I would like to raise a question about this elephant in the room which I wanted to understand for 
quite a long time.
 
For my nested AVIC work I once again need to change the KVM_REQ_GET_NESTED_STATE_PAGES code and once
again I am asking myself, maybe we can get rid of this code, after all?
  
And of course if we don't need it, getting rid of it would be a very happy day in my life 
(and likely in the life of all other KVM developers as well).
 
Needless to say that it already caused few CVE worthy issues which thankfully we patched before
it got to production, and on top of that, having different code flow for a very rare code path 
because nested migration only happens if you are lucky enough to have nested guest 
actually running during migration, which happens only once in a while, even when L1 is fully loaded. 
 
In my testing I always disable HLT exits to actually ensure that nested guest runs all the time,
sans vmexits.
 
====================================================================================================
 
So first of all what KVM_REQ_GET_NESTED_STATE_PAGES is:
 
KVM_REQ_GET_NESTED_STATE_PAGES exists to delay reading/writing/pinning of the guest memory, which is 
pointed by various fields of current vmcs/vmcb to next KVM_RUN, under an assumption that it is not 
safe to do in case when we do a non natural VM entry (which is either due to resume of nested
guest that was interrupted by SMM or when we set the nested state after migration.
 
The alleged reason for that is that either kvm's mmu is not in 'right state', or that userspace
VMM will do some modifications to the VM after the entry and before we actually enter the nested guest.
 
====================================================================================================
 
There are two cases where the KVM_REQ_GET_NESTED_STATE_PAGES is used:
 
1. Exit from SMM, back to an interrupted nested guest:
 
Note that on SVM we actually read the VMCB from the guest memory and HSAVE area,
already violating the rule of not reading guest memory.

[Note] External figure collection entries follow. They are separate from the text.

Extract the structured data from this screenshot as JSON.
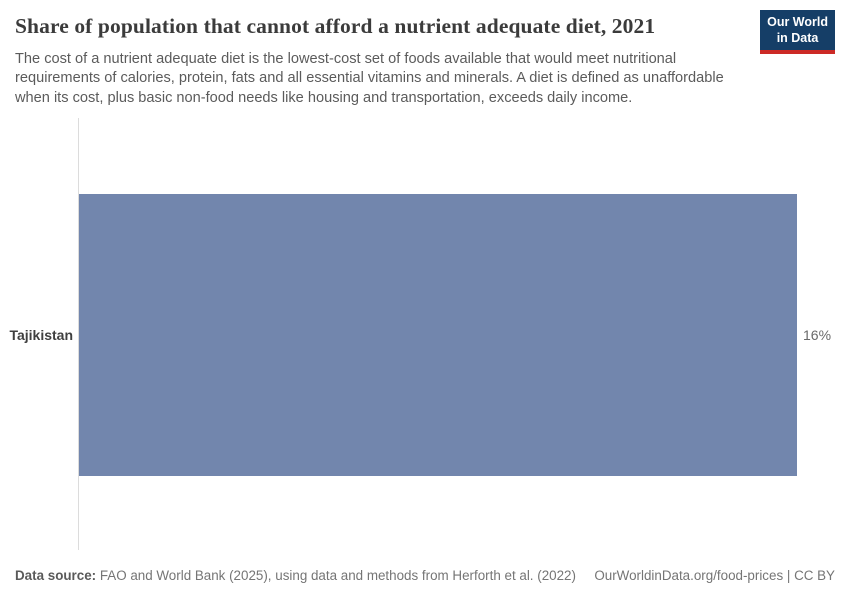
{
  "header": {
    "title": "Share of population that cannot afford a nutrient adequate diet, 2021",
    "subtitle": "The cost of a nutrient adequate diet is the lowest-cost set of foods available that would meet nutritional requirements of calories, protein, fats and all essential vitamins and minerals. A diet is defined as unaffordable when its cost, plus basic non-food needs like housing and transportation, exceeds daily income.",
    "logo": {
      "line1": "Our World",
      "line2": "in Data",
      "bg_color": "#153e67",
      "accent_color": "#cc2a26"
    }
  },
  "chart_data": {
    "type": "bar",
    "orientation": "horizontal",
    "title": "Share of population that cannot afford a nutrient adequate diet, 2021",
    "categories": [
      "Tajikistan"
    ],
    "values": [
      16
    ],
    "value_labels": [
      "16%"
    ],
    "unit": "%",
    "xlim": [
      0,
      16
    ],
    "grid": false,
    "legend": "none",
    "bar_color": "#7286ad",
    "axis_color": "#dcdcdc"
  },
  "footer": {
    "source_label": "Data source:",
    "source_text": " FAO and World Bank (2025), using data and methods from Herforth et al. (2022)",
    "rights": "OurWorldinData.org/food-prices | CC BY"
  }
}
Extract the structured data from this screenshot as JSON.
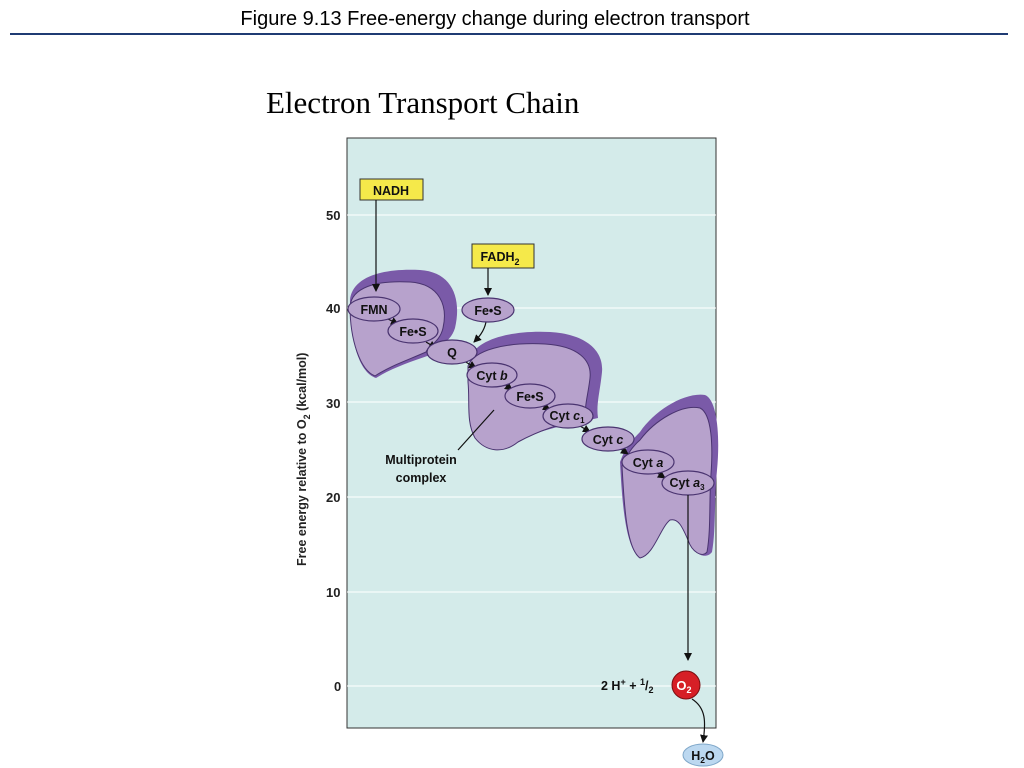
{
  "header": {
    "title": "Figure 9.13  Free-energy change during electron transport"
  },
  "slide": {
    "title": "Electron Transport Chain"
  },
  "axis": {
    "ylabel_main": "Free energy relative to O",
    "ylabel_sub": "2",
    "ylabel_end": " (kcal/mol)",
    "ticks": [
      "50",
      "40",
      "30",
      "20",
      "10",
      "0"
    ]
  },
  "donors": {
    "nadh": "NADH",
    "fadh_main": "FADH",
    "fadh_sub": "2"
  },
  "carriers": {
    "fmn": "FMN",
    "fes1": "Fe•S",
    "fes_top": "Fe•S",
    "q": "Q",
    "cytb_main": "Cyt ",
    "cytb_italic": "b",
    "fes2": "Fe•S",
    "cytc1_main": "Cyt ",
    "cytc1_italic": "c",
    "cytc1_sub": "1",
    "cytc_main": "Cyt ",
    "cytc_italic": "c",
    "cyta_main": "Cyt ",
    "cyta_italic": "a",
    "cyta3_main": "Cyt ",
    "cyta3_italic": "a",
    "cyta3_sub": "3"
  },
  "labels": {
    "multiprotein_line1": "Multiprotein",
    "multiprotein_line2": "complex",
    "proton_part": "2 H",
    "proton_sup": "+",
    "plus_half": " + ",
    "half_num": "1",
    "half_den": "2",
    "oxygen_main": "O",
    "oxygen_sub": "2",
    "water_h": "H",
    "water_sub": "2",
    "water_o": "O"
  },
  "colors": {
    "panel": "#d4ebea",
    "complex_light": "#b7a2cc",
    "complex_dark": "#7a5aa8",
    "donor_box": "#f5e94a",
    "oxygen": "#d61f26",
    "water": "#bcd8f0"
  }
}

On VMX at least we use the cached VMCS.
 
 
2. Loading the nested state.
 
In this case indeed both vmcb and vmcs come from the migration stream, thus we don't touch the 
guest memory when setting the nested state.
 
====================================================================================================
 
Now let see how the guest memory would be accessed on nested VM entry if we didn't use
KVM_REQ_GET_NESTED_STATE_PAGES:
 
First of all, AFAIK all SVM/VMX memory structures including the VMCB/VMCS itself are accessed 
by their physical address, thus we don't need to worry about guest's paging, and 
neither about nested NPT/EPT paging.
 
Shadow pages that MMU created are not relevant also because they are not used by KVM itself to
read guest's memory.
 
To access guest physical memory from KVM the following is done:
 
A. a set of memslots is chosen (calling __kvm_memslots())
 
   KVM keeps two sets of memory slots, one for 'Normal' address space and one for SMM address space.
 
   These memslots are setup by VMM, which usually updates it when the guest modifies
   virtual chipset's SMM related settings.
 
   Note that on standard Q35/i440fx chipsets which qemu emulates, those settings themselves are
   accessible through pci config space regardless of SMM, but have a lock bit which prevents non 
   SMM code to change them after VM's BIOS setup and locked them..
 
   Lots of places in the KVM hardcoded to use the 'Normal' memslots 
   (everyone who uses kvm_memslots for example).
   Others use the kvm_vcpu_memslots, which chooses memslots based on 'arch.hflags & HF_SMM_MASK'
 
   Thankfully we don't allow VMX/SVM in SMM (and I really hope that we never will), thus all the guest 
   memory structures including VMCB/VMCS would reside in the main guest memory and thus can be
   reached through 'Normal' memslots.
 
   From this we can deduce that loading of the nested state will never happen when the 
   VCPU is in SMM mode.
   KVM verifies this and denies setting the nested state if that is attempted.
 
   On returning from SMM to a nested guest, kvm_smm_changed is the first thing to be called,
   prior to calling vendor code which resumes the nested guest.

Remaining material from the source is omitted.